Os analistas estão divididos sobre estes movimentos de preços, com alguns a argumentar que os mercados são simplesmente mais resistentes às perturbações do que muitos supunham, paralelamente ao pico e à queda dos preços após a invasão da Ucrânia pela Rússia. Outros questionam se os mercados poderão ter avaliado mal a questão, especialmente dada a aparente certeza de que o actual acordo resultará na abertura permanente do estreito.
Kpler estima que mais de 90 milhões de barris de petróleo bruto não iraniano e mais 70 milhões de barris de petróleo iraniano estão actualmente à espera de sair da região do Golfo. Esta avaliação parece ser apoiada pela passagem dos futuros do Dubai e de Murban para o contango – um estado onde os contratos do mês a prazo são inferiores ao preço de entrega.
Os mercados estarão atentos na próxima semana para ver quanto petróleo começará a fluir, especialmente o petróleo iraniano, que não estará mais sujeito a sanções graças ao último acordo de cessar-fogo.

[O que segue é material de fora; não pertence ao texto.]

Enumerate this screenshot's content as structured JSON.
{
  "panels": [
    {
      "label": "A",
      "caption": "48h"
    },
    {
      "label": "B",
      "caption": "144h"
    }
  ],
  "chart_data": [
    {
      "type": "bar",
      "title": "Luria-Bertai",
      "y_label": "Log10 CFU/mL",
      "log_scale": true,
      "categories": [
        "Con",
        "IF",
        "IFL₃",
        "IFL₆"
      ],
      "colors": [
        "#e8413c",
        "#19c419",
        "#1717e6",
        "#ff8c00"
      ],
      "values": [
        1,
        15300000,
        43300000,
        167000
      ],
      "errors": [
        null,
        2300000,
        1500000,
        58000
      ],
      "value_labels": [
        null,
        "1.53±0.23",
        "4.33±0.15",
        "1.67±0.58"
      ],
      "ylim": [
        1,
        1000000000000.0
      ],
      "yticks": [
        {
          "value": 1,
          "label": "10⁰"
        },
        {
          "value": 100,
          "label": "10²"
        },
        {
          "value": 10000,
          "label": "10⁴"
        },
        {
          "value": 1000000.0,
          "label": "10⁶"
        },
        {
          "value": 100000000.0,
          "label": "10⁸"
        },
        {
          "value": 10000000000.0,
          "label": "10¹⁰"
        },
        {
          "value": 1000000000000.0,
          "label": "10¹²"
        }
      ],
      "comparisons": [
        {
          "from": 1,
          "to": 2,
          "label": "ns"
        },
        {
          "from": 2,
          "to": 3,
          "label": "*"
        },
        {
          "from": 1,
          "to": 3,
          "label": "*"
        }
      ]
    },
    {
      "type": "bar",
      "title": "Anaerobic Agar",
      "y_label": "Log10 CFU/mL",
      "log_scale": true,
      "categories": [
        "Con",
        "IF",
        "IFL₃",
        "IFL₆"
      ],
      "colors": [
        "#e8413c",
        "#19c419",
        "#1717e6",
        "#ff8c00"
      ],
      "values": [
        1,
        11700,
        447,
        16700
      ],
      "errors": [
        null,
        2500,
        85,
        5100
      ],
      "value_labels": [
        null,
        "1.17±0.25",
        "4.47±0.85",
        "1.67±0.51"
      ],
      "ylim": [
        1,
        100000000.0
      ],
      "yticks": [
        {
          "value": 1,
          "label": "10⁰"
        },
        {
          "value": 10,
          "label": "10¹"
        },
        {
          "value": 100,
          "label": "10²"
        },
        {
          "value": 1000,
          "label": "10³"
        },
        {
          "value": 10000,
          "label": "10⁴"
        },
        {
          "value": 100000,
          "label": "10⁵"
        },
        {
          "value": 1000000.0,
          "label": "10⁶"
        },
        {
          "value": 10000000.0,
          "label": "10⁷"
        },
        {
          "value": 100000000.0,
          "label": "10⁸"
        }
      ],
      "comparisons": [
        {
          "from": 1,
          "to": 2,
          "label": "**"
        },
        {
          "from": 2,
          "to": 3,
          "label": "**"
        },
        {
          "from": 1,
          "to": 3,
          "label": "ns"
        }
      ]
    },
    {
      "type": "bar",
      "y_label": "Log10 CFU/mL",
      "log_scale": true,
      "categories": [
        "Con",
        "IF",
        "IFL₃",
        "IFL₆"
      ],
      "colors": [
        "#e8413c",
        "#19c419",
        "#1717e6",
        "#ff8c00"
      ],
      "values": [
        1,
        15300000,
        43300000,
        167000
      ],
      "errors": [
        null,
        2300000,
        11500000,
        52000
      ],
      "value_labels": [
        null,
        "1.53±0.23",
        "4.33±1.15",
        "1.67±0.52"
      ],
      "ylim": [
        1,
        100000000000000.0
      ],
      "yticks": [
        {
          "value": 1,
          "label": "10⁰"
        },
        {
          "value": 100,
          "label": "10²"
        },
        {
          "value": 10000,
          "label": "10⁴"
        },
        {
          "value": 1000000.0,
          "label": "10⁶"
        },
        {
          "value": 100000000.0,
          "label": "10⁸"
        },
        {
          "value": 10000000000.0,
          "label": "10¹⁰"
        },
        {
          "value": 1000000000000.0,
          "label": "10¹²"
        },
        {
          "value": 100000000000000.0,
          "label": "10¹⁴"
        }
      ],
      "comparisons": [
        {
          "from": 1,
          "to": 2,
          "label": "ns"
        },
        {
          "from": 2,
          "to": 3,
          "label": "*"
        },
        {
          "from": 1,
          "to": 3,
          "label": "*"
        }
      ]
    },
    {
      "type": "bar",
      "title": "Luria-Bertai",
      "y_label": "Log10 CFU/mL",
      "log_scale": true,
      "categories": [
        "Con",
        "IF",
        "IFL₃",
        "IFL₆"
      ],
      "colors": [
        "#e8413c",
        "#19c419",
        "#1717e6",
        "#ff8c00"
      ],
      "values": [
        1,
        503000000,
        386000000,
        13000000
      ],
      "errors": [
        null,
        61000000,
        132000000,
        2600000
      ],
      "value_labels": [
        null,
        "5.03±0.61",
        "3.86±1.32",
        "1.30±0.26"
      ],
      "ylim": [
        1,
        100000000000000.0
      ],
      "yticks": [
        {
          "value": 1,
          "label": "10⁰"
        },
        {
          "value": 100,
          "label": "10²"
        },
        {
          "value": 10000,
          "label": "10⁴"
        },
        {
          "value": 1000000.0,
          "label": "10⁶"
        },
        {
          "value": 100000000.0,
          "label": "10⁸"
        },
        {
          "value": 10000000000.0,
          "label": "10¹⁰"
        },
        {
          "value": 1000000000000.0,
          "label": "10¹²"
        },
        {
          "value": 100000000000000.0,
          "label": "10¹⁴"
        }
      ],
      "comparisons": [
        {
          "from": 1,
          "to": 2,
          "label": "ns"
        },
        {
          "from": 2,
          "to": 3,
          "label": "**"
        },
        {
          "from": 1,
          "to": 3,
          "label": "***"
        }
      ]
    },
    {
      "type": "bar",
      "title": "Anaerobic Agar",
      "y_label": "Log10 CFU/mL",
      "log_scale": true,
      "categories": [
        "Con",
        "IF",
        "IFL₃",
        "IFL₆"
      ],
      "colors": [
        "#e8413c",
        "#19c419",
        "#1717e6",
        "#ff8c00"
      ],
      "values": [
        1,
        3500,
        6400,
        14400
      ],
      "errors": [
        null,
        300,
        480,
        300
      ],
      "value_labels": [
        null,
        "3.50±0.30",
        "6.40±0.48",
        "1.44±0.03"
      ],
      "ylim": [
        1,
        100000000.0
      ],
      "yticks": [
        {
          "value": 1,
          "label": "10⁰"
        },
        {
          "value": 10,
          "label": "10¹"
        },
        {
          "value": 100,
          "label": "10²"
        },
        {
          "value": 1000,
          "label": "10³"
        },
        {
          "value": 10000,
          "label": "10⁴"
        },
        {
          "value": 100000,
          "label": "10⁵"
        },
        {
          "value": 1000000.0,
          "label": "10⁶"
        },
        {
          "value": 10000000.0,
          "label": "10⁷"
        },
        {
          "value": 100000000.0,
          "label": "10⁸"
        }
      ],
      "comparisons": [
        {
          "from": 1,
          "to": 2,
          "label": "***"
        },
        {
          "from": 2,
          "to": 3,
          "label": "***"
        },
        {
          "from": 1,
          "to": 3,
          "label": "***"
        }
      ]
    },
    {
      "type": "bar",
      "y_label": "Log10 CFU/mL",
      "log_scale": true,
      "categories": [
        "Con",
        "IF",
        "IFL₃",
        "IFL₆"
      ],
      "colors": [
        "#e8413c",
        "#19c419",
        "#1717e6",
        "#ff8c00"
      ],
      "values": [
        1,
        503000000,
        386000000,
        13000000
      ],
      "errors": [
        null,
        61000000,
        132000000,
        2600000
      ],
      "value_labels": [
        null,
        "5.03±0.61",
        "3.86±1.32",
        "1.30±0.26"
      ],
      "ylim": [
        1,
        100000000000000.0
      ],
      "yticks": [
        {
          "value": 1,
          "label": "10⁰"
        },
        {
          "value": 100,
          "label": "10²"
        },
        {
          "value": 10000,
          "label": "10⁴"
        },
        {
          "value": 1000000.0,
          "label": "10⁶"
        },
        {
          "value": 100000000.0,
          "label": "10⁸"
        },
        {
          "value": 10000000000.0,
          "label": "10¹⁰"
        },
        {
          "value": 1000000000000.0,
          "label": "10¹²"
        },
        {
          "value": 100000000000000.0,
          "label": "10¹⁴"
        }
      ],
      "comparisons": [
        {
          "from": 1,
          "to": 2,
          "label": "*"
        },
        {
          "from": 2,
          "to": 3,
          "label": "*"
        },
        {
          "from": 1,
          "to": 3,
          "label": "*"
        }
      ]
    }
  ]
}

Talvez a voz mais pessimista nos mercados neste momento seja a da AIE, que afirmou na quarta-feira que os mercados poderão enfrentar um excesso significativo de petróleo bruto em 2027, à medida que o crescimento da produção ultrapassar a procura.
Tal como se tornou norma nos últimos anos, as últimas previsões da AIE contrastam fortemente com as perspectivas mais optimistas da OPEP, com o grupo a esperar um forte crescimento do consumo no próximo ano.